Randomized Evaluation?

A randomized evaluation is a type of impact evaluation that uses random assignment to allocate resources, run programs, or apply policies as part of the study design. To put it simply, the main purpose of a randomized evaluation is to answer the question- “Is the program or policy effective?” Impact evaluations measure program effectiveness typically by comparing outcomes of those (individuals, communities, schools, etc) who received the program against those who did not.

How does it work?

In a region with high-incidence of waterborne illness, this technique can help measure the impact of a specific solution such as a chlorine distribution program. To figure out how much healthier people are because of such a program, one needs to simply compare the number of people reported with the illness before and after the program started. It is almost impossible to measure directly how healthy people would have been without the program.

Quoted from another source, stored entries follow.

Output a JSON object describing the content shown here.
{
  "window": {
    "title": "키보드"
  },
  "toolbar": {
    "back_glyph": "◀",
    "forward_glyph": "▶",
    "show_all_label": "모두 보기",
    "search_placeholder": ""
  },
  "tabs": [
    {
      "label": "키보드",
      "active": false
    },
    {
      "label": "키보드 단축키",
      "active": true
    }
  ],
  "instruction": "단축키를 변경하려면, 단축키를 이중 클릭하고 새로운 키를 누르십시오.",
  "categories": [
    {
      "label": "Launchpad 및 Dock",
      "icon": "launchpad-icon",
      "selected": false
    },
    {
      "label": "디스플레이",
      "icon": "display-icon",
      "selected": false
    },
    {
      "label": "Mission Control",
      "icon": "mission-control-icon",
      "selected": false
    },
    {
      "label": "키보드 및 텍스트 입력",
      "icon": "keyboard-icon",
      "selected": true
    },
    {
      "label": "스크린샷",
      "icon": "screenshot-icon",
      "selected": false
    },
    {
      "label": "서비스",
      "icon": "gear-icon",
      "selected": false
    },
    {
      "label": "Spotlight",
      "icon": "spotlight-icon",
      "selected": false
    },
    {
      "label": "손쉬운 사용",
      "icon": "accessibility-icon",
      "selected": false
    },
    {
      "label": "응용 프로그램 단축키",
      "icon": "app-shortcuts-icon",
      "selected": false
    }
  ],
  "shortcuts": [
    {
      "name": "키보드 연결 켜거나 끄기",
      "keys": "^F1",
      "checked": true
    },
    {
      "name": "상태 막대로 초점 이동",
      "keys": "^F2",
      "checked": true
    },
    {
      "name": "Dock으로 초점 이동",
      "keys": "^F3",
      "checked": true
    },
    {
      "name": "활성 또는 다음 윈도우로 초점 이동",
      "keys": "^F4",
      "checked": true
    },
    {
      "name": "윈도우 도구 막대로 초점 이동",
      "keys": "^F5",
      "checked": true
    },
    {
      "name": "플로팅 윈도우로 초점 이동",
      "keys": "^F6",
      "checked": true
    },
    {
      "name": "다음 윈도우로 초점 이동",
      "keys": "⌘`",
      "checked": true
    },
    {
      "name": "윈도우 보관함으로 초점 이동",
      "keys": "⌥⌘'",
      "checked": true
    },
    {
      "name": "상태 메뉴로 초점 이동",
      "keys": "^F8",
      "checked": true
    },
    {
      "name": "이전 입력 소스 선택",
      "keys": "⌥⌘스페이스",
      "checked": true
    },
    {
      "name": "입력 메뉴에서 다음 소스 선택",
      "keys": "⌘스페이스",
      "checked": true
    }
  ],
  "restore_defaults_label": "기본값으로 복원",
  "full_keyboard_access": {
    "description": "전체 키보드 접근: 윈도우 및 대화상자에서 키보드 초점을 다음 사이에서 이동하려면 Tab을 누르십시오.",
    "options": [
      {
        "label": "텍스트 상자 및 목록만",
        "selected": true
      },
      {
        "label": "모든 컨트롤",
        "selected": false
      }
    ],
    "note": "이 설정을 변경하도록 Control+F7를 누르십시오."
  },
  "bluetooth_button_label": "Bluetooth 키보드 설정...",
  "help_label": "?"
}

It is possible that without chlorine, people would have remained as sick as they were before. Or they might have started boiling their water instead, and so the only thing chlorine did was substitute one technology for another which implies that people are not really healthier because of the chlorine program. Hence the key challenge in impact evaluation is finding a group of people who did not participate in the program but closely resemble the participants had those participants not received the program.

What do they evaluate?

Randomized evaluations at J-Pal are used to measure impact of policies in a wide variety of fields ranging from agriculture, crime, education, environment, finance, gender, health, labor markets and political economy and governance. The finance sector measures the impact of financial services, products, and process innovations, and tries to understand how access to financial services can be used as a mechanism to reduce poverty and spur economic development. They have worked on programs as diverse as agricultural brokerage intervention in Kenya to find missing markets, marketing effects in a consumer credit market in South Africa and measuring the impact of micro-finance in Hyderabad, India.

The Bigger Picture

Randomized evaluations can go a long way towards understanding programs and policies that can help in alleviating global poverty. Starting from grassroot level is the key here as Abhijit Banerjee says, “We must arm ourselves with patience and wisdom and listen to what the poor want. This is the best way to avoid the trap of ignorance, ideology and inertia on our side.